Use ChatGPT, Claude, Google AI Studio, RAG & NotebookLM to Research, Innovate & Manage Products
What You Will Learn:
- Apply ChatGPT, Claude, and Google AI Studio to real-world product management workflows — from ideation and discovery to delivery and iteration
- Synthesize large volumes of user feedback and multi-source research using AI tools like NotebookLM and Claude — cutting research time from days to minutes
- Build lightweight AI-powered applications using Google AI Studio without needing a deep software engineering background
- Execute end-to-end user research and problem discovery workflows using AI-powered tooling designed specifically for product teams
- Implement Retrieval-Augmented Generation (RAG) pipelines with practical code walkthroughs — and know exactly when and why to use RAG in your product
- Run basic Generative AI Python code in Google Colab to prototype and validate AI-powered product ideas quickly
- Show more
As an experienced tech professional, I approach new courses with skepticism. ‘Generative AI for Product Management: Gen AI for PMs’ promised a lot. Having completed the curriculum, I can confidently say it offers genuinely valuable insights and practical skills for any product manager aiming to thrive in the age of AI.
Overview
This isn’t a theoretical dive; it’s a hands-on masterclass for product managers leveraging generative AI. It distills complex AI into actionable strategies, bridging cutting-edge technology and practical product development. The course demonstrates *how* to wield tools like ChatGPT, Claude, Google AI Studio, and Retrieval-Augmented Generation (RAG) to drive efficiency, supercharge innovation, and rethink product discovery. For PMs seeking a strategic advantage in a rapidly evolving digital landscape, this course ensures leadership in digital transformation.
Prerequisites
This program excels in accessibility; no deep data science or software engineering background is required. A foundational understanding of product management principles is beneficial, and basic tech familiarity helps. You’ll build lightweight AI applications “without needing a deep software engineering background.” If you’re comfortable with a browser and eager to experiment, you’re well-suited. While not a Python deep dive, readiness to run basic scripts in Google Colab is beneficial.
Skills & Tools
Upon completion, participants will possess a robust arsenal of job-ready skills and proficiency with industry-standard tools:
- AI-Powered Product Strategy: Applying leading generative AI models (ChatGPT, Claude, Google AI Studio) for ideation, analysis, and strategic planning.
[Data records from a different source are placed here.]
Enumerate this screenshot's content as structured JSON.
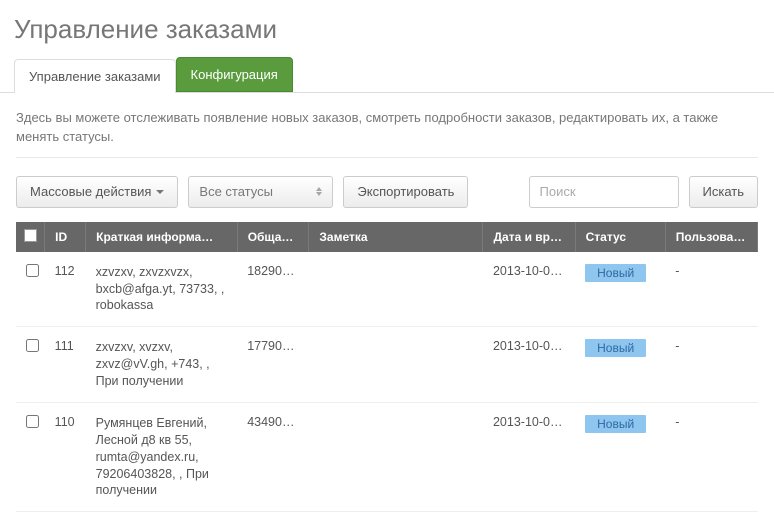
{
  "page_title": "Управление заказами",
  "tabs": [
    {
      "label": "Управление заказами",
      "active": true
    },
    {
      "label": "Конфигурация",
      "green": true
    }
  ],
  "intro": "Здесь вы можете отслеживать появление новых заказов, смотреть подробности заказов, редактировать их, а также менять статусы.",
  "toolbar": {
    "bulk_label": "Массовые действия",
    "status_filter_label": "Все статусы",
    "export_label": "Экспортировать",
    "search_placeholder": "Поиск",
    "search_button_label": "Искать"
  },
  "columns": {
    "id": "ID",
    "info": "Краткая информа…",
    "total": "Обща…",
    "note": "Заметка",
    "date": "Дата и вр…",
    "status": "Статус",
    "user": "Пользовате…"
  },
  "rows": [
    {
      "id": "112",
      "info": "xzvzxv, zxvzxvzx, bxcb@afga.yt, 73733, , robokassa",
      "total": "18290…",
      "note": "",
      "date": "2013-10-0…",
      "status": "Новый",
      "user": "-"
    },
    {
      "id": "111",
      "info": "zxvzxv, xvzxv, zxvz@vV.gh, +743, , При получении",
      "total": "17790…",
      "note": "",
      "date": "2013-10-0…",
      "status": "Новый",
      "user": "-"
    },
    {
      "id": "110",
      "info": "Румянцев Евгений, Лесной д8 кв 55, rumta@yandex.ru, 79206403828, , При получении",
      "total": "43490…",
      "note": "",
      "date": "2013-10-0…",
      "status": "Новый",
      "user": "-"
    }
  ]
}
- Hyper-Efficient User Research: Leveraging AI tools like NotebookLM and Claude to synthesize feedback and multi-source research, dramatically cutting research time.
- Rapid Prototyping & Validation: Building lightweight AI applications via Google AI Studio and basic Python in Google Colab to quickly prototype and validate AI-powered ideas.
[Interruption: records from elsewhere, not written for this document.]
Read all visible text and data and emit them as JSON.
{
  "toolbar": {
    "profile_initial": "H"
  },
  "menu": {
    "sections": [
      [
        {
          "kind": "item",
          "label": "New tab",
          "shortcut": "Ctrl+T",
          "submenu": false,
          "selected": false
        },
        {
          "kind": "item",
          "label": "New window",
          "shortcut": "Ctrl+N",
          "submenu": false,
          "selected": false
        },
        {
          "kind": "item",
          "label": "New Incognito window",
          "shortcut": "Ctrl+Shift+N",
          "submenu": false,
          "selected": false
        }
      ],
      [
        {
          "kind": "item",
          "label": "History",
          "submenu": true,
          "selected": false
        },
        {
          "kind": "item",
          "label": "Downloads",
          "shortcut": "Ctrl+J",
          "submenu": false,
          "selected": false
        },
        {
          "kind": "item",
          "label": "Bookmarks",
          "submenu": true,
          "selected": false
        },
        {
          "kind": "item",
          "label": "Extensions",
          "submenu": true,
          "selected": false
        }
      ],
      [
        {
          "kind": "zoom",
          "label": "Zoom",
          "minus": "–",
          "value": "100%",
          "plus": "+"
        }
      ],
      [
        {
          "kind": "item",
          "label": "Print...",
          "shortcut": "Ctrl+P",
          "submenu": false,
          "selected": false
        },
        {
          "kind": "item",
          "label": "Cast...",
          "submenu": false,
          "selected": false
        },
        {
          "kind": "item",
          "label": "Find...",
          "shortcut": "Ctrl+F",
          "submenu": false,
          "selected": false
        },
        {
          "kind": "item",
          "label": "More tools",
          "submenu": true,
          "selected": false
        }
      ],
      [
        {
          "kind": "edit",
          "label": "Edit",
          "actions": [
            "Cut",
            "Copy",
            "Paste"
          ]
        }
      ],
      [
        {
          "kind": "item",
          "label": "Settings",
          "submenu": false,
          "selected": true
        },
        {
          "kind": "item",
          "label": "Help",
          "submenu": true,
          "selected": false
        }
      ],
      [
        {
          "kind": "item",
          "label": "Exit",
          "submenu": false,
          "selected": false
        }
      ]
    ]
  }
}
- End-to-End Problem Discovery: Executing comprehensive user research and problem discovery workflows using AI-powered tooling designed specifically for product teams.
- Retrieval-Augmented Generation (RAG) Implementation: Practical application of RAG pipelines with code walkthroughs, understanding its essential use cases.
Career Benefits & Job Roles
The skills gained here translate directly into significant career growth. For current Product Managers, this course offers immediate capability enhancement, positioning you as an innovator driving AI-first initiatives. AI-driven product development makes you highly competitive for roles like Senior Product Manager, AI Product Manager (a rapidly emerging specialization), or Innovation Lead. The emphasis on real-world projects builds a portfolio demonstrating tangible value, potentially aiding in future certification prep for AI-focused roles.
Pros
- Highly Practical & Hands-On Focus: Packed with hands-on labs and practical exercises, this course guides you through using AI tools on actual product management scenarios, equipping you with immediate, deployable skills.
- Comprehensive Toolset & Workflows: Covering ChatGPT, Claude, Google AI Studio, NotebookLM, and RAG, participants gain exposure to a diverse ecosystem of industry-standard tools, ensuring versatility and a holistic understanding of the Gen AI landscape.
- Significant Efficiency Gains: The promise of “cutting research time from days to minutes” via AI-powered synthesis is not hyperbole. This course directly addresses major PM pain points, boosting productivity and allowing focus on strategic thinking.
- Accessibility for Non-Technical PMs: Minimizing the need for deep software engineering knowledge, this course makes advanced AI concepts accessible. It empowers non-technical PMs to confidently prototype AI features and engage effectively, fostering technical fluency without requiring a developer’s skillset.
Cons
- While the course introduces “basic Generative AI Python code” in Google Colab for prototyping, it doesn’t delve into the complexities of full-stack AI model development or advanced machine learning engineering. Product managers aspiring to deep technical implementation or building highly customized AI models from scratch might find this a starting point rather than exhaustive training. Its focus is firmly on strategic application and rapid prototyping from a PM’s perspective, not on becoming an ML engineer.